The Association of Bone Mineral Density and Depression in an Older Population
Article first published online: 21 DEC 2001
Journal of the American Geriatrics Society
Volume 49, Issue 6, pages 732–736, June 2001
How to Cite
Robbins, J., Hirsch, C., Whitmer, R., Cauley, J., Harris, T. and For The Cardiovascular Health Study (2001), The Association of Bone Mineral Density and Depression in an Older Population. Journal of the American Geriatrics Society, 49: 732–736. doi: 10.1046/j.1532-5415.2001.49149.x
- Issue published online: 21 DEC 2001
- Article first published online: 21 DEC 2001
- bone mineral density;
OBJECTIVE: To evaluate the association between bone mineral density (BMD) and measurements of depression in an older population.
DESIGN: Population-based, cross-sectional study.
SETTING: Study subjects were participants in the Cardiovascular Health Study (CHS), a longitudinal, long-term, follow-up study, at the University of California Davis (Sacramento, California) and the University of Pittsburgh (Pittsburgh, Pennsylvania) clinical centers.
PARTICIPANTS: A random sample of 1,566 Medicare enrollees age 65 and older enrolled in the CHS.

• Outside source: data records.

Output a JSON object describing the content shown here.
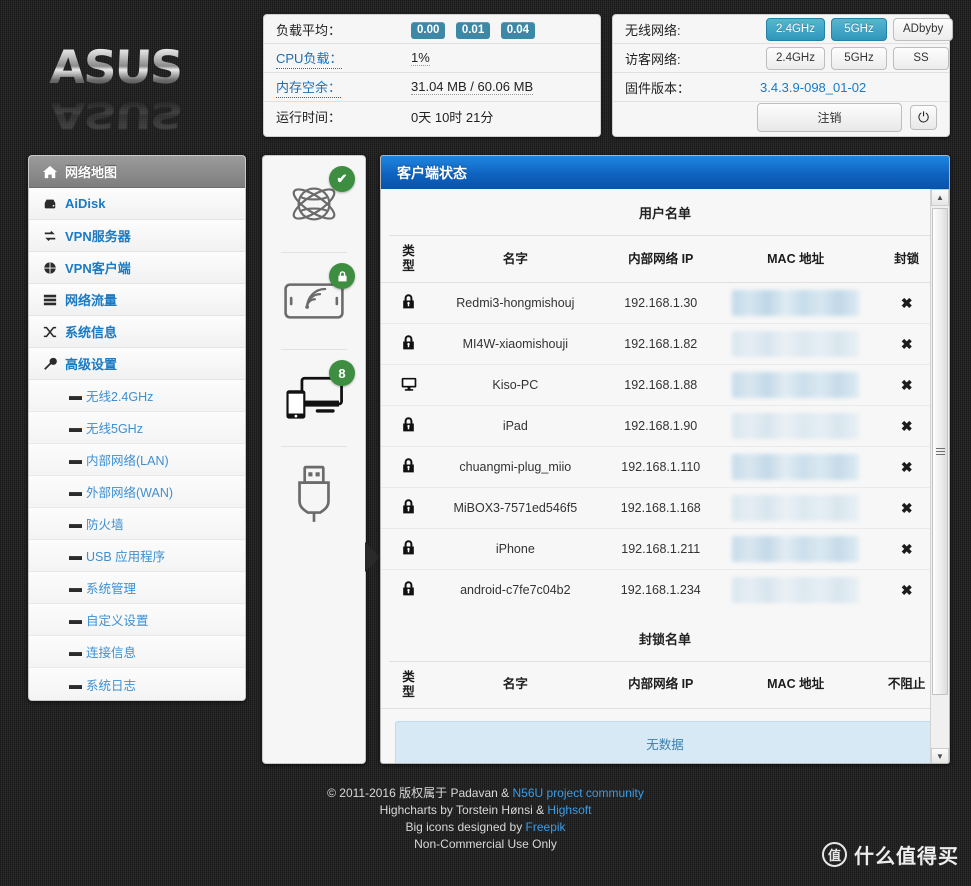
{
  "brand": {
    "logo_text": "ASUS"
  },
  "status_panel": {
    "rows": [
      {
        "label": "负载平均：",
        "type": "badges",
        "values": [
          "0.00",
          "0.01",
          "0.04"
        ]
      },
      {
        "label": "CPU负载：",
        "type": "text",
        "value": "1%",
        "label_link": true,
        "value_dotted": true
      },
      {
        "label": "内存空余：",
        "type": "text",
        "value": "31.04 MB / 60.06 MB",
        "label_link": true,
        "value_dotted": true
      },
      {
        "label": "运行时间：",
        "type": "text",
        "value": "0天 10时 21分"
      }
    ]
  },
  "wireless_panel": {
    "wireless_label": "无线网络:",
    "wireless_buttons": [
      {
        "label": "2.4GHz",
        "active": true
      },
      {
        "label": "5GHz",
        "active": true
      },
      {
        "label": "ADbyby",
        "active": false
      }
    ],
    "guest_label": "访客网络:",
    "guest_buttons": [
      {
        "label": "2.4GHz",
        "active": false
      },
      {
        "label": "5GHz",
        "active": false
      },
      {
        "label": "SS",
        "active": false
      }
    ],
    "firmware_label": "固件版本：",
    "firmware_value": "3.4.3.9-098_01-02",
    "logout_label": "注销",
    "power_icon": "⏻"
  },
  "sidebar": {
    "items": [
      {
        "label": "网络地图",
        "icon": "home-icon",
        "glyph": "⌂",
        "active": true
      },
      {
        "label": "AiDisk",
        "icon": "disk-icon",
        "glyph": "▤",
        "active": false
      },
      {
        "label": "VPN服务器",
        "icon": "vpn-server-icon",
        "glyph": "↻",
        "active": false
      },
      {
        "label": "VPN客户端",
        "icon": "globe-icon",
        "glyph": "◕",
        "active": false
      },
      {
        "label": "网络流量",
        "icon": "traffic-icon",
        "glyph": "≡",
        "active": false
      },
      {
        "label": "系统信息",
        "icon": "shuffle-icon",
        "glyph": "⇄",
        "active": false
      },
      {
        "label": "高级设置",
        "icon": "wrench-icon",
        "glyph": "🔧",
        "active": false
      }
    ],
    "subitems": [
      {
        "label": "无线2.4GHz"
      },
      {
        "label": "无线5GHz"
      },
      {
        "label": "内部网络(LAN)"
      },
      {
        "label": "外部网络(WAN)"
      },
      {
        "label": "防火墙"
      },
      {
        "label": "USB 应用程序"
      },
      {
        "label": "系统管理"
      },
      {
        "label": "自定义设置"
      },
      {
        "label": "连接信息"
      },
      {
        "label": "系统日志"
      }
    ]
  },
  "map_column": {
    "nodes": [
      {
        "icon": "internet-globe-icon",
        "badge": "✔",
        "badge_name": "internet-ok-badge"
      },
      {
        "icon": "wireless-router-icon",
        "badge": "lock",
        "badge_name": "wireless-secured-badge"
      },
      {
        "icon": "clients-devices-icon",
        "badge": "8",
        "badge_name": "client-count-badge"
      },
      {
        "icon": "usb-device-icon",
        "badge": null,
        "badge_name": null
      }
    ]
  },
  "main": {
    "header_title": "客户端状态",
    "user_list": {
      "title": "用户名单",
      "columns": [
        "类\n型",
        "名字",
        "内部网络 IP",
        "MAC 地址",
        "封锁"
      ],
      "col_type": "类 型",
      "col_name": "名字",
      "col_ip": "内部网络 IP",
      "col_mac": "MAC 地址",
      "col_action": "封锁",
      "rows": [
        {
          "type_icon": "lock-icon",
          "name": "Redmi3-hongmishouj",
          "ip": "192.168.1.30",
          "mac": "",
          "action": "✖"
        },
        {
          "type_icon": "lock-icon",
          "name": "MI4W-xiaomishouji",
          "ip": "192.168.1.82",
          "mac": "",
          "action": "✖"
        },
        {
          "type_icon": "monitor-icon",
          "name": "Kiso-PC",
          "ip": "192.168.1.88",
          "mac": "",
          "action": "✖"
        },
        {
          "type_icon": "lock-icon",
          "name": "iPad",
          "ip": "192.168.1.90",
          "mac": "",
          "action": "✖"
        },
        {
          "type_icon": "lock-icon",
          "name": "chuangmi-plug_miio",
          "ip": "192.168.1.110",
          "mac": "",
          "action": "✖"
        },
        {
          "type_icon": "lock-icon",
          "name": "MiBOX3-7571ed546f5",
          "ip": "192.168.1.168",
          "mac": "",
          "action": "✖"
        },
        {
          "type_icon": "lock-icon",
          "name": "iPhone",
          "ip": "192.168.1.211",
          "mac": "",
          "action": "✖"
        },
        {
          "type_icon": "lock-icon",
          "name": "android-c7fe7c04b2",
          "ip": "192.168.1.234",
          "mac": "",
          "action": "✖"
        }
      ]
    },
    "blocked_list": {
      "title": "封锁名单",
      "col_type": "类 型",
      "col_name": "名字",
      "col_ip": "内部网络 IP",
      "col_mac": "MAC 地址",
      "col_action": "不阻止",
      "empty_text": "无数据"
    }
  },
  "footer": {
    "line1_pre": "© 2011-2016 版权属于 Padavan & ",
    "line1_link": "N56U project community",
    "line2_pre": "Highcharts by Torstein Hønsi & ",
    "line2_link": "Highsoft",
    "line3_pre": "Big icons designed by ",
    "line3_link": "Freepik",
    "line4": "Non-Commercial Use Only"
  },
  "watermark": {
    "mark": "值",
    "text": "什么值得买"
  },
  "colors": {
    "background": "#262626",
    "accent_blue": "#0f63c0",
    "teal_badge": "#3d88a6",
    "teal_active": "#2f97bb",
    "link_blue": "#1a7ac4",
    "green_badge": "#3e8e41"
  }
}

MEASUREMENTS: Total hip BMD, measured using dual energy x-ray absorptiometry (DEXA), after adjustment for multiple covariates, was compared with depression evaluated with the Center for Epidemiological Studies 10-item Depression Scale (CES-Dm). Risk factors for osteoporosis were compared in depressed and nondepressed participants. Potential correlates were entered into a regression model. Depression scores were compared in normal, osteopenic, and osteoporotic individuals.

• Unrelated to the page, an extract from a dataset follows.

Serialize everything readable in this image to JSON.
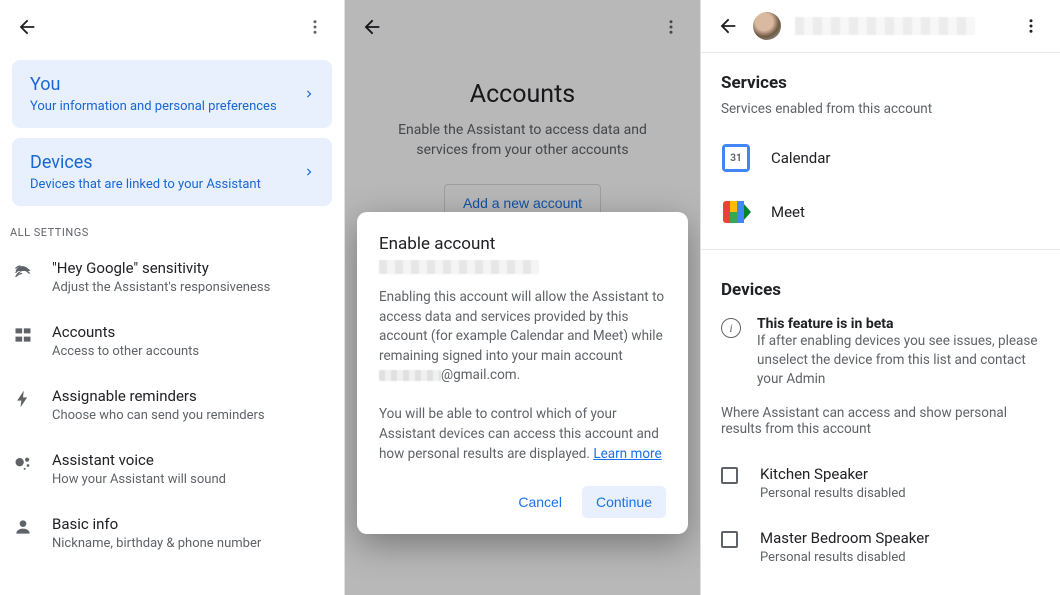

RESULTS: Sixteen percent of participants were clinically depressed; 9% had BMDs in the osteoporotic range. Mean BMD was 40 mg/cm2 lower in those with clinical depression. High CES-Dm scores were associated with lower BMD (P < .001) when adjusted for body mass index (BMI), age, kilocalories of activity, estrogen use, gender, race, smoking and drinking. When stratified by race, this remained true for all Caucasians (P < .01), all African Americans (P < .05), and when stratified by race and gender the association remained only for all Caucasian women (P < .001). In women and Caucasian men there was an increase in depression scores among individuals with osteoporotic-range BMDs.

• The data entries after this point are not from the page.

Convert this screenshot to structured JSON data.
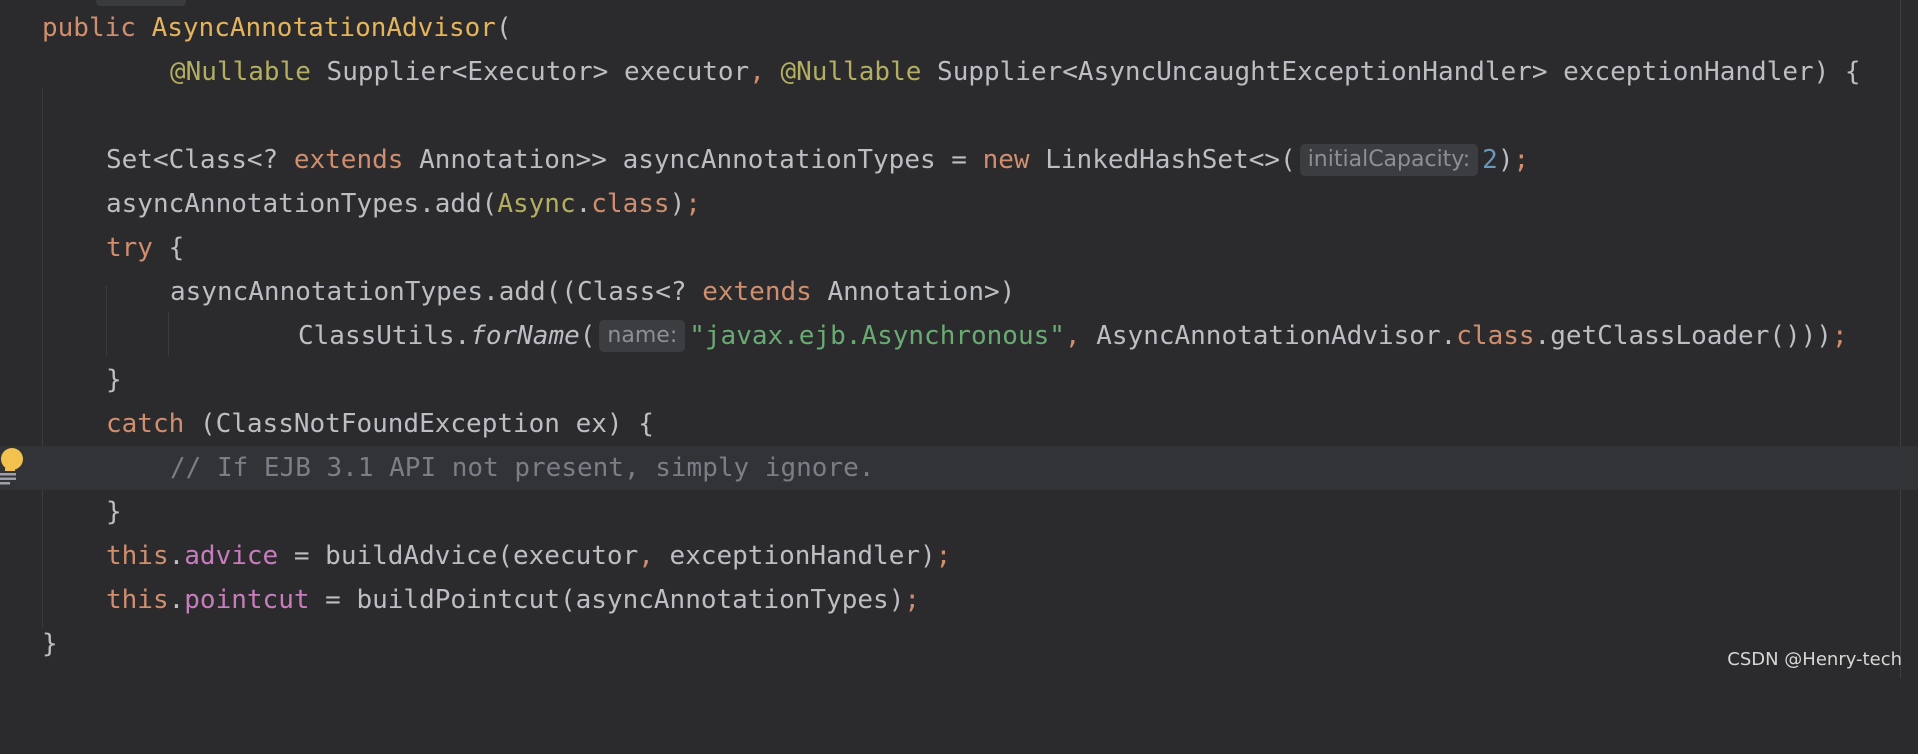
{
  "editor": {
    "lines": {
      "l1": {
        "kw": "public",
        "name": "AsyncAnnotationAdvisor",
        "paren": "("
      },
      "l2": {
        "ann1": "@Nullable",
        "type1": " Supplier<Executor> executor",
        "comma": ",",
        "ann2": " @Nullable",
        "type2": " Supplier<AsyncUncaughtExceptionHandler> exceptionHandler) {"
      },
      "l4": {
        "a": "Set<Class<? ",
        "kw": "extends",
        "b": " Annotation>> asyncAnnotationTypes = ",
        "kw2": "new",
        "c": " LinkedHashSet<>(",
        "hint": "initialCapacity:",
        "num": "2",
        "d": ")",
        "semi": ";"
      },
      "l5": {
        "a": "asyncAnnotationTypes.add(",
        "cls": "Async",
        "dot": ".",
        "kw": "class",
        "b": ")",
        "semi": ";"
      },
      "l6": {
        "kw": "try",
        "a": " {"
      },
      "l7": {
        "a": "asyncAnnotationTypes.add((Class<? ",
        "kw": "extends",
        "b": " Annotation>)"
      },
      "l8": {
        "a": "ClassUtils.",
        "method": "forName",
        "b": "(",
        "hint": "name:",
        "str": "\"javax.ejb.Asynchronous\"",
        "comma": ",",
        "c": " AsyncAnnotationAdvisor.",
        "kw": "class",
        "d": ".getClassLoader()))",
        "semi": ";"
      },
      "l9": {
        "a": "}"
      },
      "l10": {
        "kw": "catch",
        "a": " (ClassNotFoundException ex) {"
      },
      "l11": {
        "cmt": "// If EJB 3.1 API not present, simply ignore."
      },
      "l12": {
        "a": "}"
      },
      "l13": {
        "kw": "this",
        "dot": ".",
        "field": "advice",
        "a": " = buildAdvice(executor",
        "comma": ",",
        "b": " exceptionHandler)",
        "semi": ";"
      },
      "l14": {
        "kw": "this",
        "dot": ".",
        "field": "pointcut",
        "a": " = buildPointcut(asyncAnnotationTypes)",
        "semi": ";"
      },
      "l15": {
        "a": "}"
      }
    }
  },
  "watermark": "CSDN @Henry-tech",
  "colors": {
    "background": "#2b2b2d",
    "keyword": "#cf8e6d",
    "declaration": "#e3b45b",
    "annotation": "#b3ae60",
    "string": "#6aab73",
    "number": "#6897bb",
    "field": "#c77dbb",
    "comment": "#7a7e85",
    "text": "#bcbec4"
  },
  "icons": {
    "gutter": "lightbulb-icon"
  }
}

CONCLUSIONS: A significant association was found between BMD and depressive symptoms after adjustment for osteoporosis risk factors. In Caucasians, depressive symptoms were associated with both osteoporotic and osteopenic levels of BMD. Causality cannot be ascribed, with only one measurement of BMD. We postulate that there may be an unmeasured third factor, such as an endogenous steroid, that is responsible for both low BMD and depression. J Am Geriatr Soc 49:732–736, 2001.